Ohio appeals court affirms obscenity conviction of adult bookstore
An Ohio state appeals court recently affirmed the obscenity convictions of a company that owns an adult bookstore which sold sexually explicit videotapes.
Law enforcement officials charged Midwest Pride IV, Inc., which does business as the Lion's Den Adult Bookstore, after officials purchased two videos in the Fayette County store, “Rammin' and Crammin'” and “Guys Who Butt Ball Themselves.”
In August 1997, a jury convicted the company on two obscenity counts.
On appeal, the company argued that the trial judge erred in not allowing its attorney to introduce into evidence a public opinion survey of county residents conducted by sociologist/ criminologist Dr. Joseph Scott.
The defense had prepared to call Scott as an expert witness to testify that, from the results of his survey evidence, the videos could not be classified as legally obscene.
In 1973, the U.S. Supreme Court in Miller v. California established a three-part test to determine whether materials can be classified as obscenity. A video can be considered obscene if it meets all of the following:
- The average person applying contemporary community standards finds that the video, taken as a whole, appeals to the prurient interest.
- The video depicts, in a patently offensive way, sexual conduct specifically defined.
- The work taken as a whole lacks serious literary, artistic, political or scientific value.
The trial court judge excluded Scott's evidence, stating: “I don't believe that telephone or public opinion polls are correct ways to determine what is obscene material. … I agree … that the results of the public opinion poll are irrelevant.”
In State v. Midwest Pride IV, Inc., the Ohio appeals court acknowledged that the U.S. Supreme Court has determined that a defendant in an obscenity case can introduce “competent, relevant and appropriate expert testimony.”
The appeals court determined that the survey was inadmissible because it did not address the specific videos at issue in the case.
The court reasoned that in order to be admissible, a survey must “address community standards in general” and “address the community's acceptance of the particular work in question.”

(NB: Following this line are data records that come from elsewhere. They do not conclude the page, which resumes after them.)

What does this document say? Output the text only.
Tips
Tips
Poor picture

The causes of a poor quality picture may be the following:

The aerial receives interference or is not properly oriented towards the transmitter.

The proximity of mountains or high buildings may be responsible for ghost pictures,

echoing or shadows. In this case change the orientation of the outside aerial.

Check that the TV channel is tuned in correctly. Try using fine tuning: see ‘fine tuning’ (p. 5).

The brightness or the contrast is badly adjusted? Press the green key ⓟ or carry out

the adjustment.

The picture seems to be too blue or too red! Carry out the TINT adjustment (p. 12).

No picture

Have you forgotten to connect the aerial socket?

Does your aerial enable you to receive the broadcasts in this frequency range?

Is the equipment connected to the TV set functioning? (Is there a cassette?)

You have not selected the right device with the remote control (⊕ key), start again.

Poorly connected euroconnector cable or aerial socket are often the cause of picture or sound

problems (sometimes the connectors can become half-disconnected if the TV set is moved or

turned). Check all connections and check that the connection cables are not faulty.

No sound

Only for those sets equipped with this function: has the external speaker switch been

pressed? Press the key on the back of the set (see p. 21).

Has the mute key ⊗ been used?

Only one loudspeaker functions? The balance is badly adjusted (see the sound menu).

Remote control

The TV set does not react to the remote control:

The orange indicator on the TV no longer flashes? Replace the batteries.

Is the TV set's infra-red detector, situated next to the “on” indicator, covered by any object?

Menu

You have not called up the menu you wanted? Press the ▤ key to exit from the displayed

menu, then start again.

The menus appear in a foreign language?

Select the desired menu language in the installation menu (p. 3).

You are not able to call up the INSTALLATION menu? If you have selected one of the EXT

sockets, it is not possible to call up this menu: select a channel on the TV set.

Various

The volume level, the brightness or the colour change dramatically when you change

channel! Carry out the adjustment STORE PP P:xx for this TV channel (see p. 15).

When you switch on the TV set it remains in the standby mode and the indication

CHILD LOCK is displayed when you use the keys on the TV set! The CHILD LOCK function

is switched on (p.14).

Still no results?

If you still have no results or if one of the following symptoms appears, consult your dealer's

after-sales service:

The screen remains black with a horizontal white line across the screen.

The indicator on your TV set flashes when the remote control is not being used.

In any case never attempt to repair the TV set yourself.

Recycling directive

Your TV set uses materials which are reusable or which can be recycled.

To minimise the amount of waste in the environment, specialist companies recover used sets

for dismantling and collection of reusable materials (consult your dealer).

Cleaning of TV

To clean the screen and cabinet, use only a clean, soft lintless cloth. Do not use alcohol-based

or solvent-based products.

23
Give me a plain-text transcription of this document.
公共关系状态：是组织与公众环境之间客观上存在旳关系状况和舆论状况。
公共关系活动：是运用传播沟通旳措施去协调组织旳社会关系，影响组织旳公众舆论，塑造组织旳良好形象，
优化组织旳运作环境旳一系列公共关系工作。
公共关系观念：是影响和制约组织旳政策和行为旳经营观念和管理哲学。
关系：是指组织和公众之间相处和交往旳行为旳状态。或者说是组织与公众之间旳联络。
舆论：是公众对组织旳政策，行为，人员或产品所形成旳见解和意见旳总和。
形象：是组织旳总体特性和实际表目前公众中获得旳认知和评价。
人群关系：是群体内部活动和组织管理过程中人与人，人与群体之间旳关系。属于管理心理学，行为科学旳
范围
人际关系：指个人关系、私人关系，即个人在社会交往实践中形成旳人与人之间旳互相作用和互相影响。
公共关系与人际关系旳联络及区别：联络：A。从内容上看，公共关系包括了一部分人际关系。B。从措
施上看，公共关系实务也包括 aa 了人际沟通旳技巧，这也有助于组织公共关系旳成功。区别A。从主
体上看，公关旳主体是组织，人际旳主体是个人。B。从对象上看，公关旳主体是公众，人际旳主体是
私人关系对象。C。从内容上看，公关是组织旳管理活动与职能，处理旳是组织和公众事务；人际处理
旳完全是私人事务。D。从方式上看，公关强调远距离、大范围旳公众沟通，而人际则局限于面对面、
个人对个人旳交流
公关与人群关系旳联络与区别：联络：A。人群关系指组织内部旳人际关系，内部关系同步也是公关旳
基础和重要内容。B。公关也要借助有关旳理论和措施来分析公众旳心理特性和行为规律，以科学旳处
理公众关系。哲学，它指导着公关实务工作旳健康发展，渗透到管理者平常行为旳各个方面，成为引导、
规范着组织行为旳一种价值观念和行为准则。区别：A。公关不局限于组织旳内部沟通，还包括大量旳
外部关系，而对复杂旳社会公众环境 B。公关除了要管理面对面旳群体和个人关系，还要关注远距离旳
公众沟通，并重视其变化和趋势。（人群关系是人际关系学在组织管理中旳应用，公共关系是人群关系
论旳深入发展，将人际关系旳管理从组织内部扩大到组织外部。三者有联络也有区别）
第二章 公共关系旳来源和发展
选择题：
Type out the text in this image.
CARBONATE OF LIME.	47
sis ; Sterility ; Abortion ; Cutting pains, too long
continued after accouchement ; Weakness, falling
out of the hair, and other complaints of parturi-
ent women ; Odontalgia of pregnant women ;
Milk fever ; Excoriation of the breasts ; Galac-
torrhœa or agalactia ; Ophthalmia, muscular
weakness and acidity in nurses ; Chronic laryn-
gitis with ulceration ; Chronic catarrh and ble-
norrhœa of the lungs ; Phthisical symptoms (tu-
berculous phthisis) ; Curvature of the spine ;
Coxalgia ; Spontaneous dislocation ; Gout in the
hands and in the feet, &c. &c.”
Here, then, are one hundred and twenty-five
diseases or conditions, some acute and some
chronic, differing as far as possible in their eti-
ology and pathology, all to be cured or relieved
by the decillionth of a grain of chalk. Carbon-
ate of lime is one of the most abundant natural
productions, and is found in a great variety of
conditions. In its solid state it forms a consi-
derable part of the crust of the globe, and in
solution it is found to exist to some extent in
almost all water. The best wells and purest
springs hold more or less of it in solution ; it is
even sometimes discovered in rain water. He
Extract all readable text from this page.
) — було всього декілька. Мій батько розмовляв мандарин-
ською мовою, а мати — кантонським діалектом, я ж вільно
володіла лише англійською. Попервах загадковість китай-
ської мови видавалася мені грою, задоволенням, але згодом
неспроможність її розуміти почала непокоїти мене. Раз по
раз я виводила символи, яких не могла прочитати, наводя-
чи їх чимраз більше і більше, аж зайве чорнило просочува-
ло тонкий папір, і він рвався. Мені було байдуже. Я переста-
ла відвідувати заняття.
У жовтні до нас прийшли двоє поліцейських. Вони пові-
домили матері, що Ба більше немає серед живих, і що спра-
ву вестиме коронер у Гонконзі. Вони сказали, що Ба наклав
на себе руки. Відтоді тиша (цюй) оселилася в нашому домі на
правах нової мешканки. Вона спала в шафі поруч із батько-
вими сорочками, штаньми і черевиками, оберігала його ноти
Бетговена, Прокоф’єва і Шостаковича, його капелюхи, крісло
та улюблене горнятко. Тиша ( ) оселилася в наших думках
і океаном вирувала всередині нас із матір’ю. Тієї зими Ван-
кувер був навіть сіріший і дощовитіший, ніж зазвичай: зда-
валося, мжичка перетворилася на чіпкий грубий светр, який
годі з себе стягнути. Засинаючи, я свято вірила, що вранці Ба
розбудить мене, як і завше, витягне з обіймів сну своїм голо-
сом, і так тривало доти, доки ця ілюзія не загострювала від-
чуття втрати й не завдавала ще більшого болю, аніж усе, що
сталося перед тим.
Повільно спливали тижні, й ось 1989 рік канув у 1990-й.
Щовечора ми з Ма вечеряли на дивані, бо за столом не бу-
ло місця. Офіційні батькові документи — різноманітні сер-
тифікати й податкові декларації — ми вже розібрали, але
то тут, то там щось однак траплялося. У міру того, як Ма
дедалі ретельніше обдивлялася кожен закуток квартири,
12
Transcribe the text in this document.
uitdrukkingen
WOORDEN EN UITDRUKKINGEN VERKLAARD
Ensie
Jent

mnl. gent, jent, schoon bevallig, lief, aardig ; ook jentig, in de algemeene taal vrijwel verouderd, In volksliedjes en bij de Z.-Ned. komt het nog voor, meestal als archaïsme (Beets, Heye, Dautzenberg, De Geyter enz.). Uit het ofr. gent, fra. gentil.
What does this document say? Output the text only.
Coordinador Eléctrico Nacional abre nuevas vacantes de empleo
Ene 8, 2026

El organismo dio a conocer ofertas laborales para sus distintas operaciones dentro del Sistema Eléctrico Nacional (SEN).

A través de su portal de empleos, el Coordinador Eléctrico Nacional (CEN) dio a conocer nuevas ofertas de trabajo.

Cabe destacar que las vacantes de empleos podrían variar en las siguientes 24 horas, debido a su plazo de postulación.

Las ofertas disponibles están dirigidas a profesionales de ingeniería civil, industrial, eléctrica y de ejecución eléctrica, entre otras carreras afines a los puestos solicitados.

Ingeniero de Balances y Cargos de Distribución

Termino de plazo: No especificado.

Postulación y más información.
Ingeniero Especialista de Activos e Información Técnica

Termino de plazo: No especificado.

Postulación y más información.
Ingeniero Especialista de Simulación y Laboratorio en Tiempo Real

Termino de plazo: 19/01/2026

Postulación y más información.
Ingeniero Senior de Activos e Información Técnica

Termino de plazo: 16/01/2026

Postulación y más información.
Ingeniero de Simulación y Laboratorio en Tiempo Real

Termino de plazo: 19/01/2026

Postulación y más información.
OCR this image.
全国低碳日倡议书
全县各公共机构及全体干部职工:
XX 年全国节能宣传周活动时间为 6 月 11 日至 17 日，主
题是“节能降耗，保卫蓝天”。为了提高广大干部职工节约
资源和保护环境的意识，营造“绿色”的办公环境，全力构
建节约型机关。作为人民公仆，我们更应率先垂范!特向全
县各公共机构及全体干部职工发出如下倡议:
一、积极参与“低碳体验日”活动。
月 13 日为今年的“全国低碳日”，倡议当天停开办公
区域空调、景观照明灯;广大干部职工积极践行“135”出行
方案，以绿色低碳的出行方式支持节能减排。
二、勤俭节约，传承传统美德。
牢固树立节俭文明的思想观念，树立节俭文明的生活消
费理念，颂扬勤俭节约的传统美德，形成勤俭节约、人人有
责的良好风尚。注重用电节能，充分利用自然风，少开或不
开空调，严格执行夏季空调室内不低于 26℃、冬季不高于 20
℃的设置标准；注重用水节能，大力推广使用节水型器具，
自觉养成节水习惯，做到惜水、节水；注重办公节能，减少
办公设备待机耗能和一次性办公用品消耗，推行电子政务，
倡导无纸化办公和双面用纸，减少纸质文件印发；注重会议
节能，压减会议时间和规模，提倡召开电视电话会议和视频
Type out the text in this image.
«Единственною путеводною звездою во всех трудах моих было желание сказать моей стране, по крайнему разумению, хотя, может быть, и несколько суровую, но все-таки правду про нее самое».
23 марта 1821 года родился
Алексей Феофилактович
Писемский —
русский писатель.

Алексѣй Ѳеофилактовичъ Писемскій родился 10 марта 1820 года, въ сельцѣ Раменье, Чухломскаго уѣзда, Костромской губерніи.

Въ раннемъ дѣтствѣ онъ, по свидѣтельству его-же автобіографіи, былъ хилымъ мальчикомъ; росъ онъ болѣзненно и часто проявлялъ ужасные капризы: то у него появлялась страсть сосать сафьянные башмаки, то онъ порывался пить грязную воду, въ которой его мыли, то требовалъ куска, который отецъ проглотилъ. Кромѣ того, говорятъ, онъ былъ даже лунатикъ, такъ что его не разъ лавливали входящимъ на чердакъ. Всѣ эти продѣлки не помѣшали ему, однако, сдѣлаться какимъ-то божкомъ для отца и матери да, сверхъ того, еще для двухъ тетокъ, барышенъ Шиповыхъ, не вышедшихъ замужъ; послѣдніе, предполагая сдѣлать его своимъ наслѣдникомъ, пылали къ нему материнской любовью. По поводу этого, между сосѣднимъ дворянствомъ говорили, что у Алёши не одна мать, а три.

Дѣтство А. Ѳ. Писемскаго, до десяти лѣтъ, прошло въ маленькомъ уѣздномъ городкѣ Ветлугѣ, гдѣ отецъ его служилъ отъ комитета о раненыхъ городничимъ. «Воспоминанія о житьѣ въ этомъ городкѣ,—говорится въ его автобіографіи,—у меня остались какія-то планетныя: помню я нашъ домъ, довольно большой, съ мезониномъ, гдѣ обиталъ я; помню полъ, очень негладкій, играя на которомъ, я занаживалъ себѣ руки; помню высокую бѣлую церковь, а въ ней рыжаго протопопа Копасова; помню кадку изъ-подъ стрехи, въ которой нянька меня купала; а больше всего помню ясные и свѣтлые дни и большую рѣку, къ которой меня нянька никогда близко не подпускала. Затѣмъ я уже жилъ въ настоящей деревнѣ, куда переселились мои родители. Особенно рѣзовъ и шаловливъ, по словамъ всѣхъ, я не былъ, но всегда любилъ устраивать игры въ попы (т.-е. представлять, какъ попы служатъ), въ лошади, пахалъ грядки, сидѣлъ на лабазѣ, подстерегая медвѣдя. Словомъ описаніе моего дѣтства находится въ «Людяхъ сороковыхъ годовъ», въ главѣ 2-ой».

“No question [in the survey poll] specifically references the videotapes in question,” wrote the three-member court. The court also noted that “there is, no doubt, a large difference in communicative impact between the written phrase 'homosexual fellatio and anal intercourse' and the vivid description of it on video.”
The court concluded: “We, therefore, find that Dr. Scott's public opinion poll evidence was of marginal probative value and was in fact potentially prejudicial, misleading and confusing to the jurors.”
Fayette County prosecuting attorney Steven Eckstein said: “The court's decision was proper. Survey evidence in an obscenity case must address the specific material at issue.”
J. Michael Murray, attorney for the Midwest Pride, said: “I definitely plan to file an appeal with the Ohio Supreme and, if need be, to the U.S. Supreme Court.”